How will this decade fit into humanity’s story? Will it be a golden age, or a dark age? Or both, or neither? I’m looking forward to watching 2010’s period piece movies full of authentically reproduced cowboy mustaches, half-shaved heads and vape pens.
We’re only a little past halfway done with this decade, but barring something really big happening in the next four years, like World War III, it might be known, at least partially, as a time of awkward, painful social change. 2011 saw the brief eruptions of Occupy Wall Street and the Arab Spring, and in the last several years America has directly considered the often violent, biased, exploitative and consequence-free behavior of its police forces, thanks in part to the Black Lives Matter movement.
Occupy was ephemeral, but it wasn’t fruitless. It focused America’s attention on income inequality, and made “the 99 percent” and “the 1 percent” concepts and phrases everyone uses, accepts and is aware of, regardless of where they are on the political spectrum. The zeitgeist it channeled has found expression in the campaigns to raise the minimum wage and the Bernie Sanders campaign. In the end, Americans love rebellion and want to feel like they’re on the side of the underdog. Many of the 2016 Republican candidates alluded to solving America’s vast wealth gap, if only vaguely, and even Donald Trump, who affects the image of a nihilistic Übermensch billionaire, feels compelled to throw some outrage over money in politics in his speeches.
People of all walks of life and political persuasions got involved in the movement, and because OWS was a “movement,” not an organization, whoever you were, you were part of Occupy if you wanted to be. Whether you were showing up in Zuccotti Park or Pershing Square because you were a libertarian angry about collusion between private and public interests, an anarcho-communist who wanted to dismantle the state entirely, or an apolitical person fueled by an inarticulate sense of dissatisfaction and resentment, you were Occupy Wall Street. It ended up being, like the Obama-era Republican Party, an unstable identity-less alliance of vastly different philosophies with only anger at a common enemy to give it shape. The human instinct to vaguely think of a group one isn’t involved in as a hive mind with shared, identical thoughts, feelings and goals led people to see the wildly disparate collective of individuals who together formed OWS, especially those who saw the group as an enemy, as one stupid, indecisive person in a V mask reproduced thousands of times. I remember hearing conservative radio talk show hosts referring to Occupy as “these kids,” assuming that everyone protesting was a shallow, well-off 20-something trying to relive the '60s.
The fact that OWS struggled nobly to represent as many of the numerous grievances its members had as possible through direct democracy, and not only that, but somehow try to cobble together a unifying message or theme out of them, lent it to some criticism and dismissal. For example, this statement released by the general assembly in New York condemns corporations for everything from “perpetuating discrimination” to “the torture and murder of civilians,” and was mocked for appearing to blame all the evils of the world on the Fortune 500. The entire purpose of a corporation is vagueness, the dispersal of responsibility through a crowd until it fades and vanishes. If you’re an outraged beat disillusioned American, the vagueness of corporations lends itself to blame as much as innocence.

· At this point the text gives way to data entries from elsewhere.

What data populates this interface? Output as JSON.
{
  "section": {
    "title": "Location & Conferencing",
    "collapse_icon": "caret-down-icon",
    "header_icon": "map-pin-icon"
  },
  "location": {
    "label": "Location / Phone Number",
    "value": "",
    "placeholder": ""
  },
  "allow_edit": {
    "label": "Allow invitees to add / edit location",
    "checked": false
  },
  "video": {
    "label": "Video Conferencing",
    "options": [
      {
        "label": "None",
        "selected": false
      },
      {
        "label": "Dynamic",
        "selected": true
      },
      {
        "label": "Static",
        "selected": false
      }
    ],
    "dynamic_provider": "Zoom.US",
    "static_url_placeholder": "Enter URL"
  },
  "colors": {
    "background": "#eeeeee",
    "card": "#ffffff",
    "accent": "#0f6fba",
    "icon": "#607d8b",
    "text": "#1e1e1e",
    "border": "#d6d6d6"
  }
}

If the rage of Occupy Wall Street mostly expressed itself as a cloud of euphoric hope, Black Lives Matter has more of an atmosphere of focused anger. It is a uniquely American movement, rather than an international one, and has specific goals to present to the world. Its activists' Campaign Zero, a continuously updated list of demands, are reasonable, well-articulated, concentrated around the group’s central issue-accountability for police-and presented with a classy minimalist layout. It even has a chart detailing which presidential candidates support which items on the list (both Trump and Clinton support funding for police body cameras).
While the cult of the police that still exists to some extent in this country might render some of the group’s proposals unimaginable, like the creation of a separate government entity to investigate police misconduct, I’d like to think that pretty much everyone can get behind the end of “for-profit policing,” the practice of benefitting from the sale of seized evidence. We’ll see. In the wake of the police killings of several black men in the past two weeks, and the killings of five police officers in Dallas, the messages will be harder to dismiss or ignore.